A commonly used trick in R that helps with the analysis of individual level data is to subset a data frame based on one or more of its variables. Let’s subset first all females in our dataset and then all females over 50:

ind[ind$sex == "f", ]

##   id age sex
## 4  4  73   f
## 5  5  49   f

ind[ind$sex == "f" & ind$age > 50, ]

##   id age sex
## 4  4  73   f

In the above code, R uses relational operators of equality (==) and inequality (>) which can be used in combination using the & symbol. This works because, as well as integer numbers, one can also place boolean variables into square brackets: ind$sex == "f" returns a binary vector consisting solely of TRUE and FALSE values.⁵¹

13.4 Further R resources

The above tutorial should provide a sufficient grounding in R for beginners to understand the practical examples in the book. However, R is a deep language and there is much else to learn that will be of benefit to your modelling skills. There are many excellent books and tutorials that teach the fundamentals of R for a variety of applications. The following resources, in ascending order of difficulty, are highly recommended:

Introduction to visualising spatial data in R (Lovelace and Cheshire 2014) provides an introductory tutorial on handling spatial data in R, including the administrative zone data which often form the building blocks of spatial microsimulation models in R.
Introduction to scientific programming and simulation using R (Jones et al. 2014) is an accessible and highly practical course that will form a solid foundation for a range of modelling applications, including spatial microsimulation.
An Introduction to R (Venables et al. 2014) is the foundational introductory R manual, written by the software’s core developers and is available on-line for free. It is terse and covers some advanced topics, but provides a useful reference on the fundamentals of R as a language.
Advanced R (Wickham 2014) (http://www.crcpress.com/product/isbn/9781466586963) delves into the heart of the R language. It contains many advanced topics, but the introductory chapters are straightforward. Browsing some of the pages on Advanced R’s website (http://adv-r.had.co.nz/) and trying to answer the questions that open each chapter provides a taste of the book and an excellent way of testing and improving one’s understanding of the R language.

References

Matloff, N. 2011. The Art of R Programming. No Starch Press.

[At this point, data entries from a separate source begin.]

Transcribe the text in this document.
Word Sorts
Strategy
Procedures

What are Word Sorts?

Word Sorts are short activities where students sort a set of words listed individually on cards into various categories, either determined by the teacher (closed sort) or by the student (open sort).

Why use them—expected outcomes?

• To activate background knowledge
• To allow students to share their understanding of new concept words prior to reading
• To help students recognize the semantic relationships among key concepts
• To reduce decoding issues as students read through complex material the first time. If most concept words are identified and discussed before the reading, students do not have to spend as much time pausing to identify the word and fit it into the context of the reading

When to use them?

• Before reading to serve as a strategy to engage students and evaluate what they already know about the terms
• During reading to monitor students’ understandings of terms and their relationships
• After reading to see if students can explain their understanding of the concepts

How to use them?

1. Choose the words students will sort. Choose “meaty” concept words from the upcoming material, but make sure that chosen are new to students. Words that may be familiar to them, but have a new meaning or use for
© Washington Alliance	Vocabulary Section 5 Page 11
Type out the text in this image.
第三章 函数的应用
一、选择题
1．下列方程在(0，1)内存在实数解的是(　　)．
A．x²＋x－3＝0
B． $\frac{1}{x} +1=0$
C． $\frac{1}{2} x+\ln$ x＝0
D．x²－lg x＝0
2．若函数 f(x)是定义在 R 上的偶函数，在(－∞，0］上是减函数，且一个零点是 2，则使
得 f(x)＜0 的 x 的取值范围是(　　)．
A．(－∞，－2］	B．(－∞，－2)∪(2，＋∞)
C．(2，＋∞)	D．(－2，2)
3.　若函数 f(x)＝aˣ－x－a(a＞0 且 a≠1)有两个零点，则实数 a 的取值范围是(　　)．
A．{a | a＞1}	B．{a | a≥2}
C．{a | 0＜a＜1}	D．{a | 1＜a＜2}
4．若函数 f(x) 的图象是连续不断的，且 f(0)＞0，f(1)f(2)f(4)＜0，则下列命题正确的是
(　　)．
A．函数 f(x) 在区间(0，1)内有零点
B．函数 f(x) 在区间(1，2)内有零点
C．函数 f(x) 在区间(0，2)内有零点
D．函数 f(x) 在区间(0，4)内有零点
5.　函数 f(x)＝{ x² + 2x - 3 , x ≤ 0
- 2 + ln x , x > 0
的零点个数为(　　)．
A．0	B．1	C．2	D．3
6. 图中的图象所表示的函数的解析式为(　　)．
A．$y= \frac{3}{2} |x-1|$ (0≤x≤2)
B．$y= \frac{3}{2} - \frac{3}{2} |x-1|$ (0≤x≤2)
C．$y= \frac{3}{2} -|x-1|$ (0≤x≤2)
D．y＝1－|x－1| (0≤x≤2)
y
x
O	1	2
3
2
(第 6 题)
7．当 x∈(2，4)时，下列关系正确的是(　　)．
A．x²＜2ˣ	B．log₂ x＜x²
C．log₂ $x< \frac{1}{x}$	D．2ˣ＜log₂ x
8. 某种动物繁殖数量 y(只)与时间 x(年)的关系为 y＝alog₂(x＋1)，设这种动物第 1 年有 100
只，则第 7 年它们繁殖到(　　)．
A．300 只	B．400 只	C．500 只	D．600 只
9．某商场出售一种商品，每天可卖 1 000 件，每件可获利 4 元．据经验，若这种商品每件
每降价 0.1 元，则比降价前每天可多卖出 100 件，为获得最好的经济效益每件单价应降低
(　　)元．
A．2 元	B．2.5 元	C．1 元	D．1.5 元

We can get the right answer in Python, by typing the following: import numpy; a=numpy.array([1,2,3]); b=numpy.array([9,8,6]); a+b.↩
This can be ascertained by typing class(ind). It is useful to know the class of different R objects, so make good use of the class() function.↩
Thus, yet another way to invoke the 2nd column of ind is the following: ind[c(F, T, F)]! Here, T and F are shorthand for “TRUE” and “FALSE” respectively.↩